The little girl in question could eat egg whites, but not yolks, so this recipe was developed with that in mind.
Gluten Free Gingerbread Recipe
- 1 cup vegetable shortening
- 2 cups sugar
- 1 cup plus 2 T packed brown sugar
- 3 T molasses
- 6 egg whites
- 1 1/2 t salt
- 2 t baking soda
- 1 T ground ginger
- 1 T cinnamon
- 3 cups rice flour
- 2 1/2 cups tapioca flour
In a heavy duty, stand mixer, combine the shortening and the sugars. Add egg whites, and beat. Add salt, molasses, soda, ginger, and cinnamon, and combine. Add flours and mix until combined. The dough should be stiff and not sticky to the touch. If the dough feels a little too soft and sticky, add a little more rice or tapioca flour until your dough is firm but pliable, and ready to roll.

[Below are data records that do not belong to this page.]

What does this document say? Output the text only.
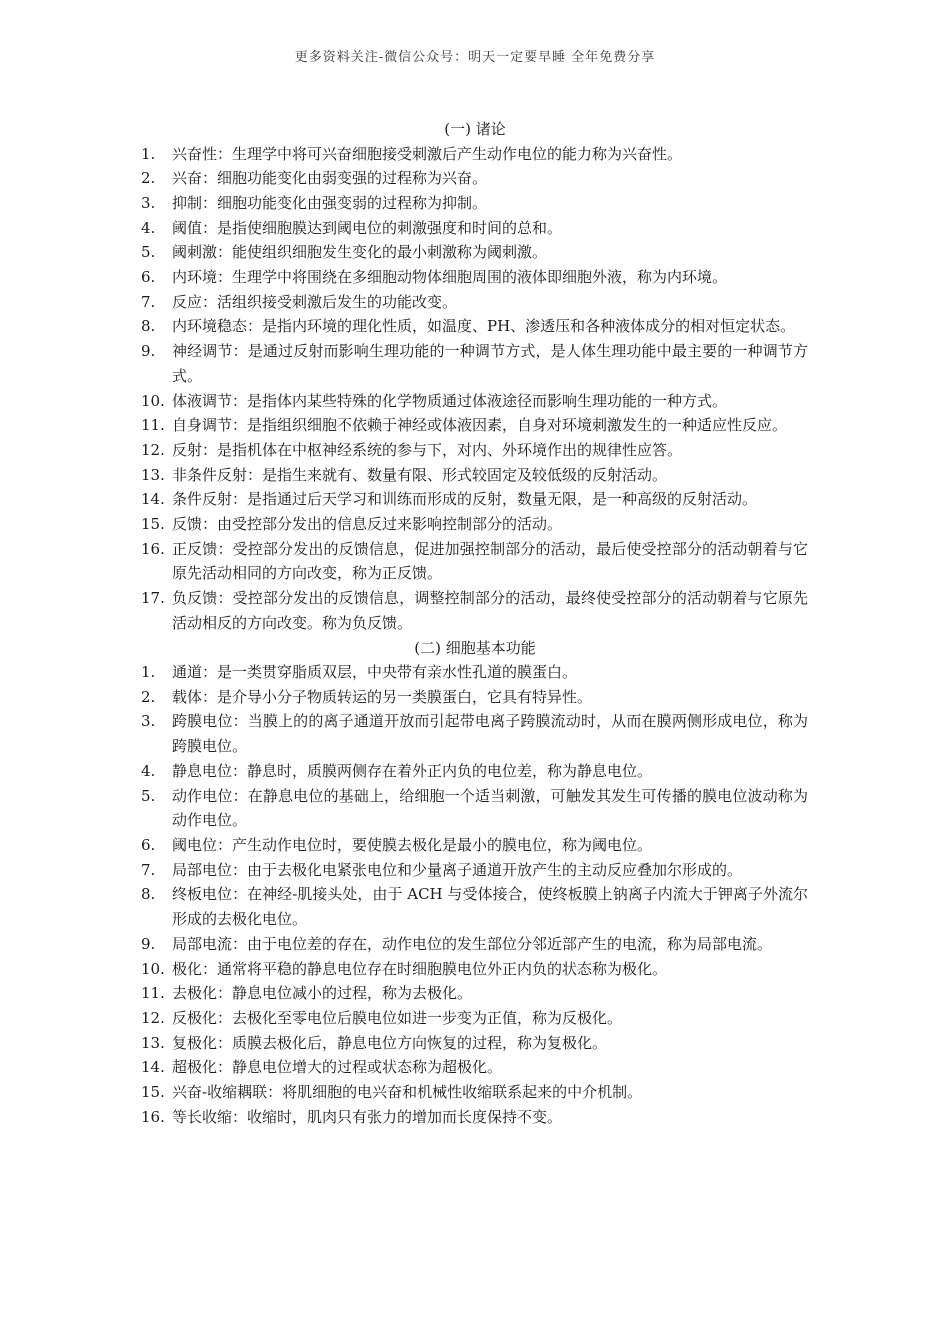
更多资料关注-微信公众号：明天一定要早睡 全年免费分享
(一) 诸论
1. 兴奋性：生理学中将可兴奋细胞接受刺激后产生动作电位的能力称为兴奋性。
2. 兴奋：细胞功能变化由弱变强的过程称为兴奋。
3. 抑制：细胞功能变化由强变弱的过程称为抑制。
4. 阈值：是指使细胞膜达到阈电位的刺激强度和时间的总和。
5. 阈刺激：能使组织细胞发生变化的最小刺激称为阈刺激。
6. 内环境：生理学中将围绕在多细胞动物体细胞周围的液体即细胞外液，称为内环境。
7. 反应：活组织接受刺激后发生的功能改变。
8. 内环境稳态：是指内环境的理化性质，如温度、PH、渗透压和各种液体成分的相对恒定状态。
9. 神经调节：是通过反射而影响生理功能的一种调节方式，是人体生理功能中最主要的一种调节方式。
10. 体液调节：是指体内某些特殊的化学物质通过体液途径而影响生理功能的一种方式。
11. 自身调节：是指组织细胞不依赖于神经或体液因素，自身对环境刺激发生的一种适应性反应。
12. 反射：是指机体在中枢神经系统的参与下，对内、外环境作出的规律性应答。
13. 非条件反射：是指生来就有、数量有限、形式较固定及较低级的反射活动。
14. 条件反射：是指通过后天学习和训练而形成的反射，数量无限，是一种高级的反射活动。
15. 反馈：由受控部分发出的信息反过来影响控制部分的活动。
16. 正反馈：受控部分发出的反馈信息，促进加强控制部分的活动，最后使受控部分的活动朝着与它原先活动相同的方向改变，称为正反馈。
17. 负反馈：受控部分发出的反馈信息，调整控制部分的活动，最终使受控部分的活动朝着与它原先活动相反的方向改变。称为负反馈。
(二) 细胞基本功能
1. 通道：是一类贯穿脂质双层，中央带有亲水性孔道的膜蛋白。
2. 载体：是介导小分子物质转运的另一类膜蛋白，它具有特异性。
3. 跨膜电位：当膜上的的离子通道开放而引起带电离子跨膜流动时，从而在膜两侧形成电位，称为跨膜电位。
4. 静息电位：静息时，质膜两侧存在着外正内负的电位差，称为静息电位。
5. 动作电位：在静息电位的基础上，给细胞一个适当刺激，可触发其发生可传播的膜电位波动称为动作电位。
6. 阈电位：产生动作电位时，要使膜去极化是最小的膜电位，称为阈电位。
7. 局部电位：由于去极化电紧张电位和少量离子通道开放产生的主动反应叠加尔形成的。
8. 终板电位：在神经-肌接头处，由于 ACH 与受体接合，使终板膜上钠离子内流大于钾离子外流尔形成的去极化电位。
9. 局部电流：由于电位差的存在，动作电位的发生部位分邻近部产生的电流，称为局部电流。
10. 极化：通常将平稳的静息电位存在时细胞膜电位外正内负的状态称为极化。
11. 去极化：静息电位减小的过程，称为去极化。
12. 反极化：去极化至零电位后膜电位如进一步变为正值，称为反极化。
13. 复极化：质膜去极化后，静息电位方向恢复的过程，称为复极化。
14. 超极化：静息电位增大的过程或状态称为超极化。
15. 兴奋-收缩耦联：将肌细胞的电兴奋和机械性收缩联系起来的中介机制。
16. 等长收缩：收缩时，肌肉只有张力的增加而长度保持不变。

Bake at 375 degrees Fahrenheit for 12 minutes. For tips on how to shape the gingerbread house, check out the gingerbread tutorial I wrote for Frog Prince Paperie.
When the pieces come out of the oven, they will be very tender and crumbly. Let cool completely on the baking sheet before trying to move them. Though they may be very delicate just out of the oven, they crisp up beautifully when cool, making a crisp, perfect, gluten-free gingerbread house.
I'm so glad this recipe adaptation worked so well! It was my first foray into gluten-free baking. It meant so much to me that I could include the whole class in our family tradition.